Dam in Ontario, Canada

Jones Falls Dam is a dam on the Rideau Canal located in Rideau Lakes, Leeds and Grenville United Counties, Ontario, Canada, that was built between 1828 and 1831 to tame the mile-long series of rapids and falls that flowed from Sand Lake and into the White Fish River (now drowned).

==History==
The dam, designed by the British Royal Engineers under the direction of Lt. Colonel John By, was built by crews working for contractor John Redpath. It was built by hand, with the assistance of a few draft animals. When completed in late 1831, the Jones Falls dam was the highest dam in North America, a major accomplishment of early 19th century engineering. The dam was built at the head of a bedrock canyon, located part way up the rapids, a location that allowed the arch shape of the stonework of the dam to lock into the bedrock of the canyon walls. The dam has three main components: 1) the keywork, the dressed (shaped) stones that form the backing of the dam, 2) an impermeable layer placed in front of the keywork and 3) the dam apron that protects the front of the dam.

The stones, large blocks of Potsdam sandstone, were quarried 9 km (5.6 mi) away, in a quarry located just outside of present day Elgin. In 1827, a road was built from the quarry to Jones Falls, in order to haul the stones to be used for the dam and the locks. Rough cut stones from the quarry were hauled to the site where the Master mason would direct his masons to do the finishing work. The stones were lifted into place using metal tongs (very large timber tongs) attached to a block and tackle hung from a tripod. The dimples in the stones for those tongs can still be seen in the original stones today.

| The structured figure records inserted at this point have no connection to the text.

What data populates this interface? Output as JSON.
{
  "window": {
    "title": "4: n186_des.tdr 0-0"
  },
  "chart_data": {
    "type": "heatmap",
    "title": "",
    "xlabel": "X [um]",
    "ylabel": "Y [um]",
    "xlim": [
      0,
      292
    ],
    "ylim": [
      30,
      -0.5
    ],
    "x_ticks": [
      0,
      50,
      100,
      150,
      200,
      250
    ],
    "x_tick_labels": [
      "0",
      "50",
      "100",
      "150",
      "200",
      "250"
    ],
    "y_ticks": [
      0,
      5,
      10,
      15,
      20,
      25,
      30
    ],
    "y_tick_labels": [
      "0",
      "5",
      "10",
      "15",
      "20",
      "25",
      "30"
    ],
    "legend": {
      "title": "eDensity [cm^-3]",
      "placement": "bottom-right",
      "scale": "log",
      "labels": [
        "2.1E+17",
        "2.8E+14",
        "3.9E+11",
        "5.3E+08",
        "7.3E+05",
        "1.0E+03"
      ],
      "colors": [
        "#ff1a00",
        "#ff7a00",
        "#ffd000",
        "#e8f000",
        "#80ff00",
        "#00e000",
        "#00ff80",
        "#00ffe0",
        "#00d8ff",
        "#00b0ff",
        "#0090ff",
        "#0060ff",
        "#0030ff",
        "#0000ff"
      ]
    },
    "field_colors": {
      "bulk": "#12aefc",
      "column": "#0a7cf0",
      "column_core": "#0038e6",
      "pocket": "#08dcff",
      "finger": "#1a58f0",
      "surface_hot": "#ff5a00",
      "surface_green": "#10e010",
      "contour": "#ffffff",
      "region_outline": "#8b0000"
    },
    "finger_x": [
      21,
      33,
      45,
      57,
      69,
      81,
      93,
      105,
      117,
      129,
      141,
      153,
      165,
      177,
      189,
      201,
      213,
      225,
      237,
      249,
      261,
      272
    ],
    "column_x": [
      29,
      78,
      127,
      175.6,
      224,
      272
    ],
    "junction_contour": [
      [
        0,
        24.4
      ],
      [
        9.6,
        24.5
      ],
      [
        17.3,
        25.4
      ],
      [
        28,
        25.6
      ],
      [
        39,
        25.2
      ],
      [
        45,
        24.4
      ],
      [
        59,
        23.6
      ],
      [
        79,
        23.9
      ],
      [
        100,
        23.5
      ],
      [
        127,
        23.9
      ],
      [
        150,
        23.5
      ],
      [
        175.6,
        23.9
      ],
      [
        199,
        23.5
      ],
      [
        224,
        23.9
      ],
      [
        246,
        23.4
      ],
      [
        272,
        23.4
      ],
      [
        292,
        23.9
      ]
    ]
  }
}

The stonework for the dam is about 8.2 m (27 ft) thick at the base of the dam, tapering to 3.7 m (12 ft) at the top. The stonework is 17.3 m (57 ft) high from its bedrock foundation. An earthen berm on the top of the dam adds about another 1.2 m (3 ft) in height, making the total height, from base of foundation to top, about 18.3 m (60 ft). The backing face of the dam is set back on about a 1:10 incline

In front of the stones is a 1.5 m (5 ft) thick impermeable layer made up of grouted broken stone, which is small angular stone set in hydraulic cement. Normally clay puddle would have been used to form this impermeable layer, but clay of suitable quality ran out early during construction, and grouted broken stone was used as a substitute.

The apron for the dam extends out about 50 m (160 ft). It was created by hauling rubbish (earth) material using horse drawn carts from a location just to the west of the dam.

The dam was built with the aid of sluiceways in the dam to allow the river to flow through the dam during construction. The first sluiceway was near the base of the dam on the east side. The second was about 6 m (20 ft) above the base on the west side of the dam. A coffer dam located near the head of rapids was used to block off the rapids until each sluiceway could be sealed up. A deep waste water weir, its channel blasted through a bedrock ridge to the south of the dam, allowed the top of the dam to be completed.

When completed, the dam raised the water in its location by 13.7 m (45 ft), putting a navigation depth of water into the upper sill of the top lock at Jones Falls and also into the lower sill of Davis Lock, at the head of Sand Lake, which was raised by 2.4 m (8 ft) due to the dam at Jones Falls. Typical of most of the Rideau Canal locks, those locks were built "in the dry" - above the pre-existing water level. It was the completion of the dam that created a navigation depth of flooding into those locks.

==Statistics==
The dam is approximately 350 ft long (the length of the arch at the top), 60 ft high and 27 ft thick at the base. The base (canyon wall to canyon wall) is 100 ft long.

==Of Interest==
The Jones Falls Great Arch Dam is also known as the Whispering Dam since the shape of the stone face of the dam allows sound to travel along the face. Someone speaking in normal conversation tone at one end of the dam can be heard by someone standing at the other end.

This, (and some other smaller dams on the Rideau Canal) may be the only vertically coursed stone arch dams in the world.